As the title suggests overnight market activity resembled more of a bloodbath than an orderly market. US indices were hit hard with the Dow Jones and S&P falling 5.55 and 6.66% respectively as market participants questioned the repercussions of the first ever cut to the US long-term debt rating. On Friday ratings agency Standard & Poor's made the unprecedented step of downgrading US debt from triple-A to double-A+, citing increasing political risk and the rising debt burden.
The US dollar has continued to show its safe haven credentials recording gains against most major counterparts with exception to Japanese Yen and Swiss despite the threat of intervention. Ironically, the bid for safety has also seen a flight to US treasuries with 10 yr yields now down 0.24% to 2.32% - Gold also continues to forge new all-time highs with price action currently trading at $1,722 a troy ounce.
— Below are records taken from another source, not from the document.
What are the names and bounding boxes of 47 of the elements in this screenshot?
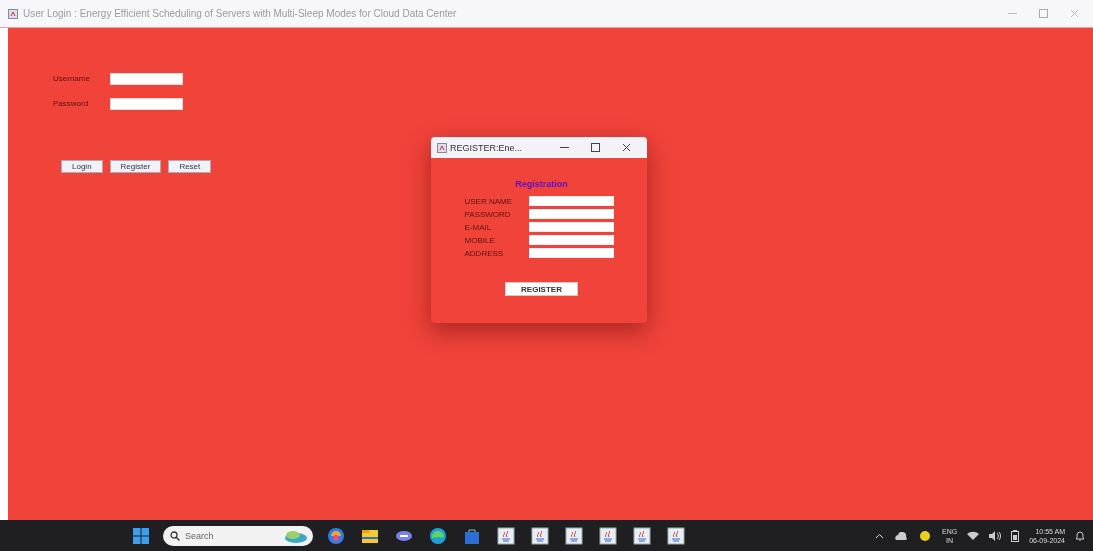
field-label: Username	[53, 74, 91, 83]
field-label: MOBILE	[464, 235, 496, 245]
input-field[interactable]	[528, 209, 614, 219]
chat-app-icon[interactable]	[395, 528, 413, 543]
java-app-icon[interactable]	[565, 526, 583, 545]
java-app-icon[interactable]	[667, 526, 685, 545]
field-label: E-MAIL	[464, 222, 493, 232]
java-app-icon[interactable]	[531, 526, 549, 545]
chevron-up-icon[interactable]	[875, 532, 884, 539]
input-field[interactable]	[110, 97, 183, 110]
input-field[interactable]	[528, 222, 614, 232]
wifi-icon[interactable]	[967, 531, 980, 540]
battery-icon[interactable]	[1011, 529, 1020, 542]
search-icon	[170, 530, 180, 541]
bell-icon[interactable]	[1075, 530, 1085, 541]
minimize-icon[interactable]	[560, 146, 569, 149]
java-app-icon[interactable]	[599, 526, 617, 545]
input-field[interactable]	[528, 248, 614, 258]
window-title: User Login : Energy Efficient Scheduling of Servers with Multi-Sleep Modes for Cloud Data Center	[23, 8, 457, 19]
java-app-icon[interactable]	[497, 526, 515, 545]
input-field[interactable]	[110, 72, 183, 85]
swirl-app-icon[interactable]	[327, 526, 345, 545]
form-button[interactable]: Register	[109, 160, 162, 173]
folder-icon[interactable]	[361, 527, 379, 544]
app-icon	[8, 8, 18, 19]
form-button[interactable]: Login	[61, 160, 103, 173]
weather-icon[interactable]	[918, 528, 932, 543]
field-label: Password	[53, 99, 90, 108]
form-heading: Registration	[515, 179, 568, 189]
field-label: PASSWORD	[464, 209, 512, 219]
field-label: ADDRESS	[464, 248, 505, 258]
input-field[interactable]	[528, 196, 614, 206]
speaker-icon[interactable]	[989, 530, 1002, 541]
browser-icon[interactable]	[429, 526, 447, 545]
close-icon[interactable]	[622, 143, 631, 152]
bag-app-icon[interactable]	[463, 526, 481, 545]
java-app-icon[interactable]	[633, 526, 651, 545]
start-icon[interactable]	[133, 527, 149, 544]
maximize-icon[interactable]	[591, 143, 600, 152]
register-button[interactable]: REGISTER	[505, 282, 578, 296]
search-field[interactable]: Search	[163, 525, 313, 546]
input-field[interactable]	[528, 235, 614, 245]
cloud-icon[interactable]	[894, 531, 908, 540]
form-button[interactable]: Reset	[168, 160, 212, 173]
field-label: USER NAME	[464, 196, 514, 206]
dialog-title: REGISTER:Ene...	[450, 142, 523, 153]
app-icon	[437, 142, 447, 153]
Commodity bloc currencies have been the hardest hit with the Aussie dollar taking a 2.4 percent hit for the week against the greenback - only to be outdone by the Kiwi which is now trading 2.7 percent lower than Friday's close. The biggest losses across commodity currencies were recorded against the perceived safety Swiss franc with the local unit losing near 4 percent on week with losses against the Japanese Yen not too far behind.
In the last 24 hours the Aussie dollar has carved through the downside of various support points and is now sitting convincing below the 200 day MA which implies bearish momentum. From here there are a hybrid of themes that will guide the Aussie dollars fortunes, clearly we're on the back foot with any corrective behaviour at points of support quickly met with impressive selling. The local unit will no doubt be highly reactive to the host of data coming out of China this afternoon with CPI, retail sales and industrial production due for release. We're expecting the next major support level to come at USD parity. At the time of writing the Aussie dollar is buying 101.4 US cents.